May you live in interesting times

Alle zwei Jahre findet in Venedig die Kunst-Biennale statt: eine der größten Ausstellungen moderner Kunst weltweit.

Morgengedanken 12.11.2019 zum Nachhören (bis 11.11.2020):

Dieses Element ist nicht mehr verfügbar

„Mögest du in interessanten Zeiten leben“ – so lautet das Motto der heurigen Kunst-Biennale in Venedig. Bei meinem Besuch vor einigen Wochen ist mir etwas Seltsames passiert: Ich habe mich im großen zentralen Ausstellungspavillon verirrt. Auf der Suche nach dem Ausgang lief ich im Kreis zwischen Gittertüren, die brutal gegen die Wand schlugen, Robotern, die eine blutähnliche Masse im Zaum zu halten versuchten und schwarz-weiß-gefleckten Kühen auf Schienen. Ein realer Alptraum in einer irrealen Kunstwelt!

Elisabeth Rathgeb
ist katholische Theologin in Innsbruck

Leben in interessanten Zeiten

Alle „Exit-Schilder“ führten zu Fluchttüren, die nur im Notfall geöffnet werden durften. Aber einen Alarm in Venedig wollte ich nun doch nicht auslösen. Und so kämpfte ich mich gegen den Besucherstrom zurück zum Eingang. Vielleicht war auch dieser Irrgarten eine Kunst-Inszenierung? Ein Spiegelbild unserer aktuellen Welt?

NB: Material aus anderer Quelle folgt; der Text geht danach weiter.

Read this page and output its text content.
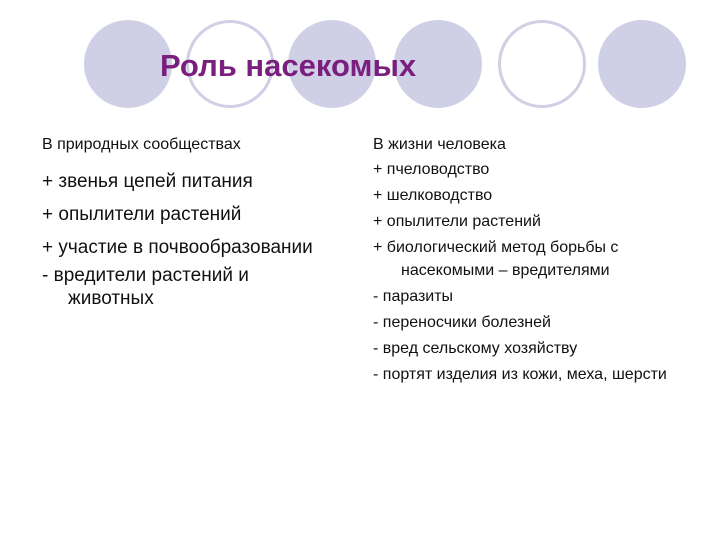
Роль насекомых
В природных сообществах
+ звенья цепей питания
+ опылители растений
+ участие в почвообразовании
- вредители растений и животных
В жизни человека
+ пчеловодство
+ шелководство
+ опылители растений
+ биологический метод борьбы с насекомыми – вредителями
- паразиты
- переносчики болезней
- вред сельскому хозяйству
- портят изделия из кожи, меха, шерсти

Manchmal erscheint die Gegenwart mit all ihren Möglichkeiten, Chancen und Risiken wie ein großes Labyrinth, in dem es nicht leicht ist, sich zu orientieren. Groß ist die Versuchung, die Rolle rückwärts zu machen und sich in die „gute alte Zeit“ zurück zu wünschen. Aber das geht nicht. Das Leben will vorwärts gelebt werden, auch wenn wir es oft erst im Rückblick verstehen. Sicher ist: Wir leben in interessanten Zeiten. Und wir können sie mit-gestalten, den einen oder anderen Umweg inklusiv.